It had fallen, then! It had fallen—the crushing blow! Claudia was betrothed to the viscount. He might have been, as everyone else was, prepared for this. But he was not. For he knew that Claudia was perfectly conscious of his own passionate love for her, and he knew that she loved him with almost equal fervor. It is true his heart had been often wrung with jealousy when seeing her with Lord Vincent; yet even then he had thought that her vanity only was interested in receiving the attentions of the viscount; and he had trusted in her honor that he believed would never permit her, while loving himself, to marry another, or even give that other serious encouragement. It is true also that he had never breathed his love to Claudia, for he knew that to do so would be an unpardonable abuse of his position in Judge Merlin's family, a flagrant breach of confidence, and a fatal piece of presumption that would insure his final banishment from Claudia's society. So he had struggled to control his passion, seeing also that Claudia strove to conquer hers. And though no words passed between them, each knew by secret sympathy the state of the other's mind.
But lately, since his brilliant success at the bar and the glorious prospect that opened before him, he had begun to hope that Claudia, conscious of their mutual love, would wait for him only a few short years, at the end of which he would be able to offer her a position not unworthy even of Judge Merlin's daughter.
Such had been his splendid "castle in the air." But now the thunderbolt had fallen and his castle was in ruins.
Claudia, whom he had believed to be, if not perfectly faultless, yet the purest, noblest, and proudest among women; Claudia, his queen, had been capable of selling herself to be the wife of an unloved man, for the price of a title and a coronet—a breath and a bauble!
Claudia had struck a fatal blow, not only to his love for her, but to his honor of her; and both love and honor were in their death-throes!
Anguish is no computer of time.
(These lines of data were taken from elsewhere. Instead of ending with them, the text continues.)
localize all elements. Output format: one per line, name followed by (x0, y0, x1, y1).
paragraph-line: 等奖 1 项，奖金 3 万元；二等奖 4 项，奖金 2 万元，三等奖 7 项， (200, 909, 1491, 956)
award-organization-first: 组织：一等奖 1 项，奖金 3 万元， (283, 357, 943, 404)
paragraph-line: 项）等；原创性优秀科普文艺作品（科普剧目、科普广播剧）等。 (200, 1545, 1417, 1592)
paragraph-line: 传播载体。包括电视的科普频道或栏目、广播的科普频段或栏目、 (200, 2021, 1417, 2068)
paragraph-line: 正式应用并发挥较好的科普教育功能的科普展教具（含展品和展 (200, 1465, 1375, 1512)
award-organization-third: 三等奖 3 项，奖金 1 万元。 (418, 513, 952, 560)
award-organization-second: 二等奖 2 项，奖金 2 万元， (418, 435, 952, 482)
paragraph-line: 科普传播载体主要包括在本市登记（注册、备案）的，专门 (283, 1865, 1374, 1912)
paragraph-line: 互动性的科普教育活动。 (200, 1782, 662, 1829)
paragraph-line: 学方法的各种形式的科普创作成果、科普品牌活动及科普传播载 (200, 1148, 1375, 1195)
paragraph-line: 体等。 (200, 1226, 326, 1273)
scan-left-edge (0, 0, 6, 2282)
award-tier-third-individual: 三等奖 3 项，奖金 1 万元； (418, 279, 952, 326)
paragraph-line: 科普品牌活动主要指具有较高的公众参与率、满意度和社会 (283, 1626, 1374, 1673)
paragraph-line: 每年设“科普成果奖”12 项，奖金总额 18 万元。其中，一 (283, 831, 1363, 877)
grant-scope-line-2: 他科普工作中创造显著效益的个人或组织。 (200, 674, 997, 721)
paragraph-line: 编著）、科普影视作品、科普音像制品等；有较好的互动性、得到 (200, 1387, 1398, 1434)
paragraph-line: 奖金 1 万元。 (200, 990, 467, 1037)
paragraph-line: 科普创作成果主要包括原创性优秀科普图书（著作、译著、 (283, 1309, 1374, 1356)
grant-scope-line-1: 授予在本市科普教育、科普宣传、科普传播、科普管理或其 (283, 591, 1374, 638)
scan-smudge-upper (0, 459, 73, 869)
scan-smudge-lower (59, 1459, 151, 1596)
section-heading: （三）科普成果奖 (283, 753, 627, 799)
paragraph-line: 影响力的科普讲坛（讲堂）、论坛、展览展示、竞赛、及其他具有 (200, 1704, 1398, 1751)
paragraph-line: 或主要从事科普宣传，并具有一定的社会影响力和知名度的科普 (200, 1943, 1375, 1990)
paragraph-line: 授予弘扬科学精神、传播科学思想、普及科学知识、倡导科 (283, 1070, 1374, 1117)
He might have sat there half an hour or half a day, he could not have told which, when he heard the voice of his kind friend calling him.
"Ishmael, Ishmael, my lad, where are you, boy? Come to me!"
"Yes, yes, sir, I am coming," he answered mechanically.
And like one who has fainted from torture, and recovered in bewilderment, he arose and walked down to the study.
Some blind instinct led him straight to the chair that was sitting with its back to the window; into this he sank, with his face in the deep shadow.